The best way to get an intuition of bridges is to flip ahead a few pages and see how the definition facilitates its use in attempting to construct the planar embedding of a graph. Speaking informally, let's say you wanted to try to construct a planar embedding of the Petersen graph $G$. You might well start by choosing a large cycle $C$ of $G$ and drawing that cycle in the plane. Now how do you divide the remaining edges into the "pieces" of $G$ that still need to be embedded? These are the bridges. They're similar to the components of $G-C$, but not really -- two bridges may share one or more vertices of $C$ but may be split because one is on the interior of the cycle in the embedding while the other is on the exterior.
You're confusing the edge sets with the vertex sets of the graphs. To give an example that has nothing to do with bridges, let $G=K_5$, let $e$ be any edge of $G$, and let $H=G-e$. Then $e$ is an edge that has both of its ends in $E(H)$ even though the edge itself is not in $H$.

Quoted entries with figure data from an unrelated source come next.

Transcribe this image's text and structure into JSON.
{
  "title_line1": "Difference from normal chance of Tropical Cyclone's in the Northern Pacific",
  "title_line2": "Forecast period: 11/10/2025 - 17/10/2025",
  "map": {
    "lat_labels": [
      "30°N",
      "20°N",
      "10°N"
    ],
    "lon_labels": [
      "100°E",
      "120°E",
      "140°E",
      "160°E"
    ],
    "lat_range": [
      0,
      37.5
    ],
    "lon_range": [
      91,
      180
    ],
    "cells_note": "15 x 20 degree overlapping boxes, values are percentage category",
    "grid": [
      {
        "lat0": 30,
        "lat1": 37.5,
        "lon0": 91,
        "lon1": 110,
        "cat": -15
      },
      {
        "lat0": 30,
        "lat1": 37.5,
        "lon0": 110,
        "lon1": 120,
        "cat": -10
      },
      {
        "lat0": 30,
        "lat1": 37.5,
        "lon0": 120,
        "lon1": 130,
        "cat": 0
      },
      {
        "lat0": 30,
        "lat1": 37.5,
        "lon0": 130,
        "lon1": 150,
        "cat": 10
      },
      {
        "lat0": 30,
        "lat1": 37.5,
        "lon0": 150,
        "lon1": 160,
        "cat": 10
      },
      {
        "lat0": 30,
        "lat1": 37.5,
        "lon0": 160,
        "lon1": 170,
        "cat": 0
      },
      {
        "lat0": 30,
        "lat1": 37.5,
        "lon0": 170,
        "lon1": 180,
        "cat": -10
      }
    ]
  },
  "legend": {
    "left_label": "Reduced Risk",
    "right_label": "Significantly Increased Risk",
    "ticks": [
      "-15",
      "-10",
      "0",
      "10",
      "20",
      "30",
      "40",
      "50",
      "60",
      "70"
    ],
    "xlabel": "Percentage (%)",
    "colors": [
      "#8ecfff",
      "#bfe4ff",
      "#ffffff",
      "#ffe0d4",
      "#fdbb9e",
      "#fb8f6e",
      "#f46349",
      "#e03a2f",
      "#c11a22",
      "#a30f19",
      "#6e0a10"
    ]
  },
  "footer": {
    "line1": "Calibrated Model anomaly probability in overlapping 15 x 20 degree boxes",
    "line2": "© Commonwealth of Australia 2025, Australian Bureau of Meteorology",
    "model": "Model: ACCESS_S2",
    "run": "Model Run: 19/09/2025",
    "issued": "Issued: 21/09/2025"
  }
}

All edges that are not in $H$ have to be a part of a bridge. The bridge(s) are the part(s) of $G$ that have not yet been placed in your attempted planar embedding $H$. To go back to the example above of the Petersen graph, if you chose $C$ to be just the simple 5-cycle, then your $F$ would be the other 5-cycle plus the extra 5 edges that connected those two 5-cycles.